When she linked his troubles to the crash, she was surprised when he immediately agreed.

``Everything was just, `What's the use?' - just that horrible black feeling,'' Hurray says.

``I explained the confusion that really there were so many different groups up there, and nobody at the beginning really knew what they were doing and they were learning along the way, and the tremendous strain of seeing things that people shouldn't really have to see,'' he says.

Some are using the crash as an inspiration.

A 200-member alliance of relatives of Flight 427 passengers is trying to change the way airlines deal with disasters. John Kretz, the group's executive director, complained to Transportation Secretary Federico Pena that USAir had mishandled personal issues surrounding the crash.
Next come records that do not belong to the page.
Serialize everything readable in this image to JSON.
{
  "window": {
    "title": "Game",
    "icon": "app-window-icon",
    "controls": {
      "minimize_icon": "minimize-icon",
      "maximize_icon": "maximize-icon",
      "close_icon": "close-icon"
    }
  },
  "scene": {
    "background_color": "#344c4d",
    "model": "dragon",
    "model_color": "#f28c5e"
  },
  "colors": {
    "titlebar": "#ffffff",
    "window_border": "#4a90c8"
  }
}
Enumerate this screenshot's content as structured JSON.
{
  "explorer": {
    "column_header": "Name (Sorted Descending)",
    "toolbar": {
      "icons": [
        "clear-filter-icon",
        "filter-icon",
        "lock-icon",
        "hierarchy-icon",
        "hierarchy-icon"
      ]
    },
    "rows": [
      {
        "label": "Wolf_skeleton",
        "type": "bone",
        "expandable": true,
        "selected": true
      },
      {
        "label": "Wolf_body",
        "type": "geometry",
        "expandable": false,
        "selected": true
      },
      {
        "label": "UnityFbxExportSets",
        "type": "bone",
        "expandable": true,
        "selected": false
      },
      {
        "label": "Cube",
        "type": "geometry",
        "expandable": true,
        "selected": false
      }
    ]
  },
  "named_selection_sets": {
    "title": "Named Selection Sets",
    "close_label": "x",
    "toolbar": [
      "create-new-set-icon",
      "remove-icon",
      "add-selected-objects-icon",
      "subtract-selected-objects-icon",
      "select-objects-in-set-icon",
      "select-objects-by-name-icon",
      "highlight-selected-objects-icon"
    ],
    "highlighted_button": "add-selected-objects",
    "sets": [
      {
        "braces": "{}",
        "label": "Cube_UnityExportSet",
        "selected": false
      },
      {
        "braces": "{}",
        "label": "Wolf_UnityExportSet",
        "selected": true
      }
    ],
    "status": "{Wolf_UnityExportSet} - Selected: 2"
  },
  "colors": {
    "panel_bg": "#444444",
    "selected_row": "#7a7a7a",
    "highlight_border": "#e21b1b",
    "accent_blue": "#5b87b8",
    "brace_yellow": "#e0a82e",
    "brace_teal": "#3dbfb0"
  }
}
The group says many relatives had to wait for hours before receiving confirmation - sometimes delivered rudely - that their loved one was aboard the plane; that victims' rings, watches, wallets and other belongings sometimes were discarded; that remains were buried in a mass plot without the families' consent.

``We've gotten the attention of the secretary of transportation, and I'd say that's pretty good,'' says Kretz, whose wife was killed in the crash.

USAir says notification was delayed in some cases because it took the airline a long time to compile an accurate list of victims; that many belongings were in too poor condition to return to relatives; and that airline officials did not reveal the extent of unidentified remains buried because they thought it would upset relatives.

Three Virginia residents died in the crash of Flight 427: David Lamanca, 27, of Salem; De Worrell, 54, of Lexington; and Richard V. Talbot, 61, of Blacksburg.